Democracies of walls
Polish, Lituanian and Finnish borders - from April to October 2023
Some east European countries recent walls along Belarus and Russian borders are certainly not the first ones to see the light in this continent, but comparing current positions on this issue to the reactions of European Parliament and countries populations for the long one built in Hungary in 2015 along Serbian and Croatian borders, reveals a significant change of perspective.
Even if concrete measures taken by various institutions in charge were ineffective at that time, an almost unanimous condemnation from the leftist and moderate parties was expressed loudly, drawing attention to the concept of humanity underlying a solidarity with the refugees in the name of the values that originally founded European community. Nowadays the decisions for the creation of new walls seem not only to be taken for granted as a legitimate measure in the name of security and a generic right to defend the borders, but even most liberal parties seem to be afraid of opposing, or not interested in doing it. Today its promoters can even ask Europe to pay for the realization of the walls, and they often obtain funds. As a matter of fact, Ukrainian war has been the perfect motivation for the legitimization of the idea of protection and isolation from Belarus and Russia, but according to data on entries considered illegal by the governments in charge, the people that the walls prevent to enter European territories are not Russian or Belarusian militaries. Most of them come from Afghanistan and Syria, but there are also refugees from Nord African and other Asian countries. The idea of isolation from Russia and Belarus that the barrier installation should guarantee, conveyed in every narration used to promote it, is not concretely realized with the construction of the wall. As a matter of fact, the walls of these three countries obviously kept an open door for trading routes, people with families and jobs or diplomatic rights to cross the borders, so the secludeness of the wall, leaving just one open way, actually has been just creating long queues at the only working customs point left.
The idea of humanity that stands behind most of the slogans created for many political campaigns all over Europe, seems to have turned almost silently into its exact opposite in less than 10 years. The only way for refugees to try to pass from Belarus to Poland is by crossing rivers and small waterways along the wall that Poland recently ended. Refugees come out freezing from the rivers and people sometimes try to give them a way to get dry and to bear the low temperatures preventing them from a potentially mortal hypothermia. Polish border police are constantly controlling all passing-by cars luggage compartments, they can fine all people with blankets in the trunk and they are in charge of prosecuting criminally people caught while helping migrants on polish territories.

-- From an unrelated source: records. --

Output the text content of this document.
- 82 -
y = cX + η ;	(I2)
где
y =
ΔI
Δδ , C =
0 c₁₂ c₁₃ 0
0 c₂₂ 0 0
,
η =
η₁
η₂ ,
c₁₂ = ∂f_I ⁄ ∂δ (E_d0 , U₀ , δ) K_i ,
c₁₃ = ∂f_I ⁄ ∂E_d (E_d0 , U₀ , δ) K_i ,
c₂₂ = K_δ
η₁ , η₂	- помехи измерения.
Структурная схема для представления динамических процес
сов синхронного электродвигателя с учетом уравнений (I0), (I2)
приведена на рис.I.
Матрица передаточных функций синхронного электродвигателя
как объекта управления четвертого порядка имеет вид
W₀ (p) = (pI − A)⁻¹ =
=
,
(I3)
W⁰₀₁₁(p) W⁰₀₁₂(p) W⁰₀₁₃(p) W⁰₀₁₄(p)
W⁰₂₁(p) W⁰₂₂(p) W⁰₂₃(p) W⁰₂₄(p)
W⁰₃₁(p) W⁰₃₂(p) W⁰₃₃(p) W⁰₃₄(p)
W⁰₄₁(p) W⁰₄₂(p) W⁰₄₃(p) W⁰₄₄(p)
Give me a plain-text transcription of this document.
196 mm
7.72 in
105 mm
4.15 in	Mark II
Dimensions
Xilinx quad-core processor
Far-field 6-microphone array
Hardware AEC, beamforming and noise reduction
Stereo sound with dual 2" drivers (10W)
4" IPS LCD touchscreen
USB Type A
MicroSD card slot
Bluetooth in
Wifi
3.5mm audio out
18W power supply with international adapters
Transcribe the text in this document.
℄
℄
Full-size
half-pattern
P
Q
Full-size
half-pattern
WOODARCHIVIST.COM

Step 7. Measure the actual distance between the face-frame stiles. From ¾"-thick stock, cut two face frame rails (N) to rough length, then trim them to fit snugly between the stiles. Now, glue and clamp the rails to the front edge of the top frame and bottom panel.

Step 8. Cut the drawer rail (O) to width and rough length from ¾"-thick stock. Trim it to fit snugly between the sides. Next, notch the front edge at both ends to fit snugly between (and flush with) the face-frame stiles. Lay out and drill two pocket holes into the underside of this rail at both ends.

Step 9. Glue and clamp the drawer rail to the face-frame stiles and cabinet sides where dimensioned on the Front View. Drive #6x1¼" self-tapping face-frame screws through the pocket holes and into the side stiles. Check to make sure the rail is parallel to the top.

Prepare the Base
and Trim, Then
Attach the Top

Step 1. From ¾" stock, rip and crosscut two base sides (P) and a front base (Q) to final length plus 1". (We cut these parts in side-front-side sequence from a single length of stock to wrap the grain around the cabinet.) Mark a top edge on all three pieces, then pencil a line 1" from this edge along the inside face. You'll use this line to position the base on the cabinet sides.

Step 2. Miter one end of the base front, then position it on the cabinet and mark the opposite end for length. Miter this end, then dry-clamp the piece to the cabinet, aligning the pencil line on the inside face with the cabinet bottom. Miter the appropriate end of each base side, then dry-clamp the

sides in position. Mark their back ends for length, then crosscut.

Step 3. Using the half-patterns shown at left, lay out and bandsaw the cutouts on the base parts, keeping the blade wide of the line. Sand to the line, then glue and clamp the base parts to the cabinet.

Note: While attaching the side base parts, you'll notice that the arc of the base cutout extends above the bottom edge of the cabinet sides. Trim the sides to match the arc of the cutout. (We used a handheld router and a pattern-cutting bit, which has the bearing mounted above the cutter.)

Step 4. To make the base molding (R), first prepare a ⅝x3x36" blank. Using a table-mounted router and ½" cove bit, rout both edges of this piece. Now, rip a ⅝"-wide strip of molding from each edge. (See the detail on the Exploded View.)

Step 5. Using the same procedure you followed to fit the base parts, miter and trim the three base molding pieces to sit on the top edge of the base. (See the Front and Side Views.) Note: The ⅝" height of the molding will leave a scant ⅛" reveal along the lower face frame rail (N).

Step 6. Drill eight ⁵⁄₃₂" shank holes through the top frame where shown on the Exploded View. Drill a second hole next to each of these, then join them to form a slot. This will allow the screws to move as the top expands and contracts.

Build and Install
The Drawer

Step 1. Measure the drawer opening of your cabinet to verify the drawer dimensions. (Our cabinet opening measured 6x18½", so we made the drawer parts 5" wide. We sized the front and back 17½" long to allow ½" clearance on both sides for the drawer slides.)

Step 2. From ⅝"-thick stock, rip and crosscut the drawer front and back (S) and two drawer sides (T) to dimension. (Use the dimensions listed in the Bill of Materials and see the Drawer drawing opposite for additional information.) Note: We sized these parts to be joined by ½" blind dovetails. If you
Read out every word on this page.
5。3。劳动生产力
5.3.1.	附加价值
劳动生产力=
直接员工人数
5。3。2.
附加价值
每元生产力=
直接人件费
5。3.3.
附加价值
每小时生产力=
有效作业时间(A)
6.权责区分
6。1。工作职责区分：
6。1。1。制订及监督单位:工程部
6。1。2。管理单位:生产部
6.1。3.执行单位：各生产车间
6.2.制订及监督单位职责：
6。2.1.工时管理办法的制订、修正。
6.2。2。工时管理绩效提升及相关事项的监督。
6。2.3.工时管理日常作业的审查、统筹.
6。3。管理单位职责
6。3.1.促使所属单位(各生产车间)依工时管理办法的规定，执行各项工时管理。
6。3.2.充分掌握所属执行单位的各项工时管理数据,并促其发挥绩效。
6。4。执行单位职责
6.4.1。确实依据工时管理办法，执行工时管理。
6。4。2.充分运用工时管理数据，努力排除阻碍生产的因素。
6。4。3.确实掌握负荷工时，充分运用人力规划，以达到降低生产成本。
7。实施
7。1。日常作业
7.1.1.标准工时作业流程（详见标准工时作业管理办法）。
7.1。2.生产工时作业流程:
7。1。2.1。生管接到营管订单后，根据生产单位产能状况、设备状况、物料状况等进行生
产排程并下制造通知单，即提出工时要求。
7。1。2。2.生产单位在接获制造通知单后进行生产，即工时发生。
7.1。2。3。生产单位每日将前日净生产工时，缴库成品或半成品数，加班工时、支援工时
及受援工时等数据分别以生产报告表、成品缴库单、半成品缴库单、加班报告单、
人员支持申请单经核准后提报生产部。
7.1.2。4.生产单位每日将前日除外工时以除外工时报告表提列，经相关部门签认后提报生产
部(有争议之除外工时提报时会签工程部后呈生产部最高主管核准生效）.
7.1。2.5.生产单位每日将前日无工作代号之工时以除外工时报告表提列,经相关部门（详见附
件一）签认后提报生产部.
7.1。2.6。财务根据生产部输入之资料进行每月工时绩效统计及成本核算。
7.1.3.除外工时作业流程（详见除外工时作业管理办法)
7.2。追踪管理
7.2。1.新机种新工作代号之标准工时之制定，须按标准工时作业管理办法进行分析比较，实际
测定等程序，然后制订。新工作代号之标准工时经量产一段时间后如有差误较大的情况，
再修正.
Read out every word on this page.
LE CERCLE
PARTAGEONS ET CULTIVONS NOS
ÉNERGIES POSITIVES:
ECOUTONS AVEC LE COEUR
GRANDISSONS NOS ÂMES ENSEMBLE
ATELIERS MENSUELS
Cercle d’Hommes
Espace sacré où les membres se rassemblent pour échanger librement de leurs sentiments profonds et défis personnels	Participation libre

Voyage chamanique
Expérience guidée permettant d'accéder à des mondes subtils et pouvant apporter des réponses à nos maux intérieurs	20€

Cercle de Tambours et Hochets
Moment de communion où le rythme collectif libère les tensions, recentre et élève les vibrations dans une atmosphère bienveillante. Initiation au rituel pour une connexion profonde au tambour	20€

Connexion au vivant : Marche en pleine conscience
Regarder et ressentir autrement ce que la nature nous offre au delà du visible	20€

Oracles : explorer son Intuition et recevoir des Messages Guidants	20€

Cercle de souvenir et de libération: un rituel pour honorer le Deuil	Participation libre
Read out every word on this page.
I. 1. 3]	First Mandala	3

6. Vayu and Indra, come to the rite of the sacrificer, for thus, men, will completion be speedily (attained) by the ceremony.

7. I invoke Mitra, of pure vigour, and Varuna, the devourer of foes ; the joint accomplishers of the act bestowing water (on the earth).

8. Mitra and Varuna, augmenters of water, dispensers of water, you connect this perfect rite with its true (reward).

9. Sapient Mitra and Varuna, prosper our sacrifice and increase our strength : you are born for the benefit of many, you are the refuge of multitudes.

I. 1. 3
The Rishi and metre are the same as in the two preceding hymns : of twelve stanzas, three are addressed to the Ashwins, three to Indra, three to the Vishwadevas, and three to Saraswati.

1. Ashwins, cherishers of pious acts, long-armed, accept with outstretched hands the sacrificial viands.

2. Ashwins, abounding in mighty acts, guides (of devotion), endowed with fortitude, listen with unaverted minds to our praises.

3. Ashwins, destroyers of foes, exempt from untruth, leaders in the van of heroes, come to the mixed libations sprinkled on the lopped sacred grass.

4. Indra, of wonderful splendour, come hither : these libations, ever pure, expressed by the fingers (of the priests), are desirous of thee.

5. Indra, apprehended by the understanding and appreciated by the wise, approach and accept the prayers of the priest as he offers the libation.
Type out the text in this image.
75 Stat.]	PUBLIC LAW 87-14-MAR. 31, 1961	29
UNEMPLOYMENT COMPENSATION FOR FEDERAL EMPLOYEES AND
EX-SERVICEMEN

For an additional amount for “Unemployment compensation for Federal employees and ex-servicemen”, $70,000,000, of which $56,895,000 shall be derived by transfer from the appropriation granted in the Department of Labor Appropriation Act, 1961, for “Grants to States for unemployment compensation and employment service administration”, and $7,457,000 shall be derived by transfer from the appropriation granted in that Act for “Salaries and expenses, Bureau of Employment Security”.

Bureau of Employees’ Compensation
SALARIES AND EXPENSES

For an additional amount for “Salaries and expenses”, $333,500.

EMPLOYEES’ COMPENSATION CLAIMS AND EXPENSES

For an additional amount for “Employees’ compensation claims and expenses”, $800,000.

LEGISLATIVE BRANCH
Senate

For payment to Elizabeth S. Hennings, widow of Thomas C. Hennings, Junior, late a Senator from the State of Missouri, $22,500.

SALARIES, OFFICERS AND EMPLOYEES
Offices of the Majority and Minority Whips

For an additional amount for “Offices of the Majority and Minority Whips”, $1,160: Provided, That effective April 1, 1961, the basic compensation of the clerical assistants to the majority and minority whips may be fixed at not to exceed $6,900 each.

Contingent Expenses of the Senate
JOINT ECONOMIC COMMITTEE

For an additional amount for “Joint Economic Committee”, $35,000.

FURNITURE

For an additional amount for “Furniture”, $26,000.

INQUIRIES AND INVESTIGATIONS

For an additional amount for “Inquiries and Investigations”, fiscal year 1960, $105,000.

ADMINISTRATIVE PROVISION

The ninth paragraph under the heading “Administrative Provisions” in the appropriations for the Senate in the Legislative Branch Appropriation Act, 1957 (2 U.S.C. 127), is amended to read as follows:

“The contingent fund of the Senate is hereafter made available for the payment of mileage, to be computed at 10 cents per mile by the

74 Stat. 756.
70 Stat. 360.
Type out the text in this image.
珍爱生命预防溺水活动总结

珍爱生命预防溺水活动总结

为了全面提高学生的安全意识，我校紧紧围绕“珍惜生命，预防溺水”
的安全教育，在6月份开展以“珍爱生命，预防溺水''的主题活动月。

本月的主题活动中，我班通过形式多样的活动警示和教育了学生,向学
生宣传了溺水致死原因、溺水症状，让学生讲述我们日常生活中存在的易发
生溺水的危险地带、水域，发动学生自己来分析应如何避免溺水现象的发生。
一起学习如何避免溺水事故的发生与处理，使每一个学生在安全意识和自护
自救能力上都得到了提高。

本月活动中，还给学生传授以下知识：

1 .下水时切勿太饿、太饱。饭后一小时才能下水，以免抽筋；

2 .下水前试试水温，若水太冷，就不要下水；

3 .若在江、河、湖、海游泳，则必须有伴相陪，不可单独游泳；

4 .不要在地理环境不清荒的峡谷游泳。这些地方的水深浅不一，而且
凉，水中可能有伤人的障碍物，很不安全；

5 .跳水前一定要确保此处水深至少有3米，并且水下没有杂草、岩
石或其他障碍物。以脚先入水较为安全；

Back in 2015 the accusation of aiding and abetting illegal immigration for those who brought needy refugees the to nearest hospital sometimes from one country to another by car, created controversy and people involved in the protests tried to remind everyone that they were people try to help other people in need. Even though at that time demonstrations and debates didn’t lead to any effective changes, today the normality of a measure like the one taken by Polish government seems to represent a drastic difference with the past conception of what is ethically acceptable. Immigration policies have followed the same process, going from the first scandal of the agreements with Turkey and then Libya for the control of the so-called “migratory flows” to the recent stipulation with great fanfare between Albania and Italy for the displacement of asylum seekers arrived on Italian coasts. Today the discrimination against foreigners (with a very strong racial component against non-white people) without economic means to obtain entry visas, has become an ordinary event accepted by everyone, and the building of the walls represent its political normalization and its social acknowledgment.
Local communities along Finnish, Polish and Lithuanian borders have been mostly against the walls, cause along borders usually in these countries cultures have been able to communicate for a long time. Although there have been disputes regarding an agreed allocation of territories between Russia and Finland governements after Soviet Union end, in Lappeenranta, a few kilometers away from Imatra where has been built the first part of Finnish wall, the two cultures seem to coexist peacefully. In a country with a large protestant majority like Finland in this border area orthodox churches typical of Russian religion seem to be perfectly integrated among th birch branches used for the Finnish saunas of every house in the area. Symbols of local Russian historical significance coexist without apparent opposition with demonstration of solidarity with Ukrainian people: the wealthy Russian Wolkoffin family represents for instance one of the hallmarks of the development of the area, and their emblem is everywhere in shops, bars, restaurants and there’s even a museum dedicated to them.
Walls lead to traumatizing consequences for ecological context and local economy as well. Transport of people and goods, animal migrations and turism business are all affected significantly by a wall that separate two worlds that have been linked up until that moment. Bialowieza is a forest on the border between Belarus and Poland, and it is one of the last and largest remaining parts of the immense primeval forest that once stretched across the European Plein. Here 20.000 animal species live, lincluding rare European byson, alces and lynxes: biologists and local community are trying to spread awareness on effects of the wall on environment and local turism.
Rejecting any possible do-gooder or rhetorical interpretation, in my personal experience, the anthopological research on sustainability of borders i am working on, seems itself to describe properly the time we are living, since that apparently on mainstream channels damages on local animal lives rise up more attention than talking about human deaths.